Even though the 2020 election was “secure,” we know there was malicious activity from foreign adversaries leading up to and on Election Day. The threats to our democracy are constant and ever evolving. Our enemies will not be taking a break, so neither can we.
This subcommittee has helped lead Congress’ efforts to address this issue. Since fiscal year 2018, we provided $805 million in grants to states to improve election security. We provided an additional $400 million last year to help states prepare for the 2020 elections during the coronavirus pandemic.
As we know, EAC administers this funding to the states. Commissioner Hovland I hope you can help us better understand what the states still need and how they are currently spending the money.
We have made significant and important investments in these grants, but it seems the sporadic nature of these funds has hampered the ability of states spend the money quickly. I am curious to know your thoughts on how consistent year after year funding could help improve the rate at which states spend. And other ideas you might have about incentivizing states to get money out the door faster. We will also want to hear about EAC’s work to help election officials improve the administration of elections and help Americans participate in the voting process. We must ensure the agency has sufficient funds to do so.

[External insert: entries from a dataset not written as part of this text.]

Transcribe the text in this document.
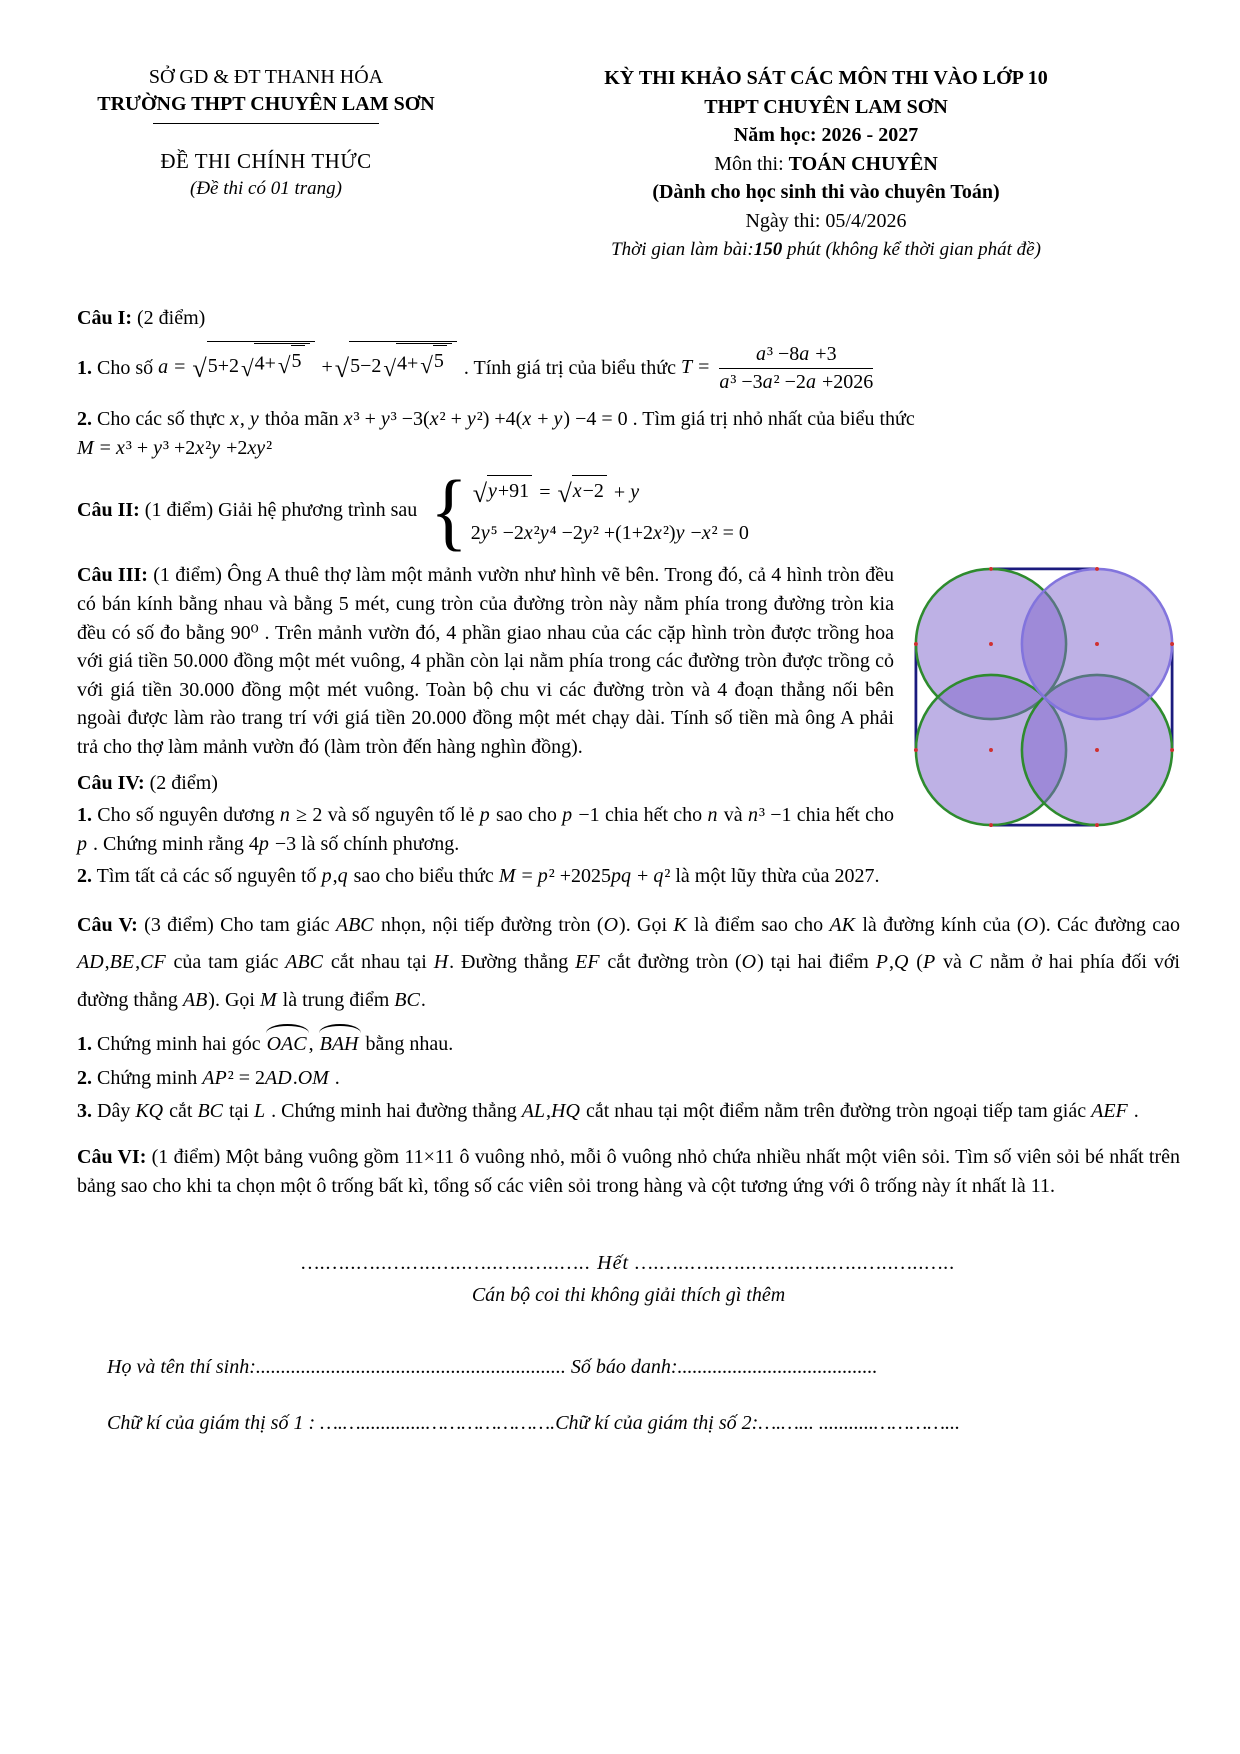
SỞ GD & ĐT THANH HÓA
TRƯỜNG THPT CHUYÊN LAM SƠN
ĐỀ THI CHÍNH THỨC
(Đề thi có 01 trang)
KỲ THI KHẢO SÁT CÁC MÔN THI VÀO LỚP 10
THPT CHUYÊN LAM SƠN
Năm học: 2026 - 2027
Môn thi: TOÁN CHUYÊN
(Dành cho học sinh thi vào chuyên Toán)
Ngày thi: 05/4/2026
Thời gian làm bài:150 phút (không kể thời gian phát đề)
Câu I: (2 điểm)
1. Cho số a = √ 5+2 √ 4+ √ 5 + √ 5−2 √ 4+ √ 5 . Tính giá trị của biểu thức $T = \frac{\text{a³ −8a +3}}{\text{a³ −3a² −2a +2026}}$
2. Cho các số thực x, y thỏa mãn x³ + y³ −3(x² + y²) +4(x + y) −4 = 0 . Tìm giá trị nhỏ nhất của biểu thức
M = x³ + y³ +2x²y +2xy²
Câu II: (1 điểm) Giải hệ phương trình sau { √ y+91 = √ x−2 + y
2y⁵ −2x²y⁴ −2y² +(1+2x²)y −x² = 0
Câu III: (1 điểm) Ông A thuê thợ làm một mảnh vườn như hình vẽ bên. Trong đó, cả 4 hình tròn đều có bán kính bằng nhau và bằng 5 mét, cung tròn của đường tròn này nằm phía trong đường tròn kia đều có số đo bằng 90⁰ . Trên mảnh vườn đó, 4 phần giao nhau của các cặp hình tròn được trồng hoa với giá tiền 50.000 đồng một mét vuông, 4 phần còn lại nằm phía trong các đường tròn được trồng cỏ với giá tiền 30.000 đồng một mét vuông. Toàn bộ chu vi các đường tròn và 4 đoạn thẳng nối bên ngoài được làm rào trang trí với giá tiền 20.000 đồng một mét chạy dài. Tính số tiền mà ông A phải trả cho thợ làm mảnh vườn đó (làm tròn đến hàng nghìn đồng).
Câu IV: (2 điểm)
1. Cho số nguyên dương n ≥ 2 và số nguyên tố lẻ p sao cho p −1 chia hết cho n và n³ −1 chia hết cho p . Chứng minh rằng 4p −3 là số chính phương.
2. Tìm tất cả các số nguyên tố p,q sao cho biểu thức M = p² +2025pq + q² là một lũy thừa của 2027.
Câu V: (3 điểm) Cho tam giác ABC nhọn, nội tiếp đường tròn (O). Gọi K là điểm sao cho AK là đường kính của (O). Các đường cao AD,BE,CF của tam giác ABC cắt nhau tại H. Đường thẳng EF cắt đường tròn (O) tại hai điểm P,Q (P và C nằm ở hai phía đối với đường thẳng AB). Gọi M là trung điểm BC.
1. Chứng minh hai góc OAC , BAH bằng nhau.
2. Chứng minh AP² = 2AD.OM .
3. Dây KQ cắt BC tại L . Chứng minh hai đường thẳng AL,HQ cắt nhau tại một điểm nằm trên đường tròn ngoại tiếp tam giác AEF .
Câu VI: (1 điểm) Một bảng vuông gồm 11×11 ô vuông nhỏ, mỗi ô vuông nhỏ chứa nhiều nhất một viên sỏi. Tìm số viên sỏi bé nhất trên bảng sao cho khi ta chọn một ô trống bất kì, tổng số các viên sỏi trong hàng và cột tương ứng với ô trống này ít nhất là 11.
….…..…..……..…..…..…..…..….. Hết ….…..…..…..……..…..…..…..…..…..
Cán bộ coi thi không giải thích gì thêm
Họ và tên thí sinh:.............................................................. Số báo danh:........................................
Chữ kí của giám thị số 1 : ….….............………………….Chữ kí của giám thị số 2:….…... ...........…………...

After their funding was slashed nearly in half between 2010 and 2019, EAC received a significant infusion of funds in fiscal year 2020. Fiscal year 2021 sustained that upward trend, providing the agency with $17 million. As the U.S. continues to face threats to our elections, now more than ever we must ensure EAC has the necessary resources to provide vital support to states and the voting public.
I look forward to hearing from Commissioner Hovland this morning on the election security grants and what additional tools and resources are needed for the safety, security, and accessibility of our elections.